The problem, though, is that the risks are too high. Where human life is involved, taking the route of greatest convenience isn't always the route to the best health outcome. The result of doctors failing to properly assess the risk-reward ratio of a given procedure and making proper recommendations amounts to medical negligence that can create undue health and financial issues for patents.
These situations can be avoided and they should be. When they aren't, for whatever reason, individuals have a right to seek compensation for the suffering that results.
One such treatment that is coming in for particular scrutiny right now is the use of drug-eluting, or drug-coated, cardiac stents.
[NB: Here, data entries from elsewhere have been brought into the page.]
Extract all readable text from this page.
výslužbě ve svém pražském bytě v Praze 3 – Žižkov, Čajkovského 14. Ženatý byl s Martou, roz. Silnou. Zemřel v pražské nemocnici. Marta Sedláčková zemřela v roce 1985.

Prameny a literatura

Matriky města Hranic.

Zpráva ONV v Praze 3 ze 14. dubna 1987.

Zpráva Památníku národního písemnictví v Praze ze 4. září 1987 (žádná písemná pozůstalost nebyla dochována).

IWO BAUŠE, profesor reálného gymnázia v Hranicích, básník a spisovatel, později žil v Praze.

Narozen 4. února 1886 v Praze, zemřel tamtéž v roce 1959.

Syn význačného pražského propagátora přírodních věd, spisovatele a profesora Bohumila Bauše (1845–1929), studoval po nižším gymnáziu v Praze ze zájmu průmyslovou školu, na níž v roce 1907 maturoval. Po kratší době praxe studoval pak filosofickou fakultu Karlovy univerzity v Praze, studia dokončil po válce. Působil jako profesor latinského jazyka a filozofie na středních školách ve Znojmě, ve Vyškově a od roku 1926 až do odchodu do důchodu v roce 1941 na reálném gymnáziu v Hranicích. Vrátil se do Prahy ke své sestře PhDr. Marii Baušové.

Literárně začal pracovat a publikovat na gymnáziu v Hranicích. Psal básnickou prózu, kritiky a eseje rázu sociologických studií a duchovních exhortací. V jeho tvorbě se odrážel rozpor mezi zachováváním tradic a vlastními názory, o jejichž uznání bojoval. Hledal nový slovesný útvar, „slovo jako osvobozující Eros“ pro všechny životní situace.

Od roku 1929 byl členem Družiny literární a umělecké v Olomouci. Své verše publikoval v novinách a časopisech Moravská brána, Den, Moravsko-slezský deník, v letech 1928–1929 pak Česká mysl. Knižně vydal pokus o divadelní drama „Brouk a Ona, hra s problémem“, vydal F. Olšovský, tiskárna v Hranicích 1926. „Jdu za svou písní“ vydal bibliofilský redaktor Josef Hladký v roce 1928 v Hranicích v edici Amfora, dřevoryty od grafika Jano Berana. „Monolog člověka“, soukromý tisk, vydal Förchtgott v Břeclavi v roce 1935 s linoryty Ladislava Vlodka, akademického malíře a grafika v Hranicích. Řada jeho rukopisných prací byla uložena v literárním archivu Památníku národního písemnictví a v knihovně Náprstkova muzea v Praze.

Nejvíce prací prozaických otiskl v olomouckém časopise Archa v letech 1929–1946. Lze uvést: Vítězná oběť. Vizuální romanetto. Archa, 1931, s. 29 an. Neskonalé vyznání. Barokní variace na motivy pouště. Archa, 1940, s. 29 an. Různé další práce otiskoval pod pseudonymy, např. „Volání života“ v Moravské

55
These are the little wire mesh tubes that are surgically inserted into a coronary artery to overcome blockages. The drug coating is supposed to prevent plaque buildup from reoccurring.
In recent years, use of these kinds of stents has exploded. But a study published recently in the "Archives of Internal Medicine" says it's gotten to a point where doctors seem to be using them unnecessarily, apparently out of expediency.
The study looked at data from 1.5 million angioplasty patients across more than 1,100 hospitals in the U.S. It found that in more than 75 percent of cases, patients received drug-eluting stents, even though most of them were rated as being at low risk of likely experiencing a re-blockage.
The study's authors say that not only are the drug-coated stents overused, but patients who get them have to take anti-clotting drugs on a long-term basis afterward, increasing their risk of bleeding out if injured.
They say if doctors would just cut the use of the drug-coated stents by half in just the low-risk patients, they would save more than $200 million in healthcare costs.
Interestingly, what the reduced risk of complications due to the stent misuse might be apparently wasn't a factor looked at in the study.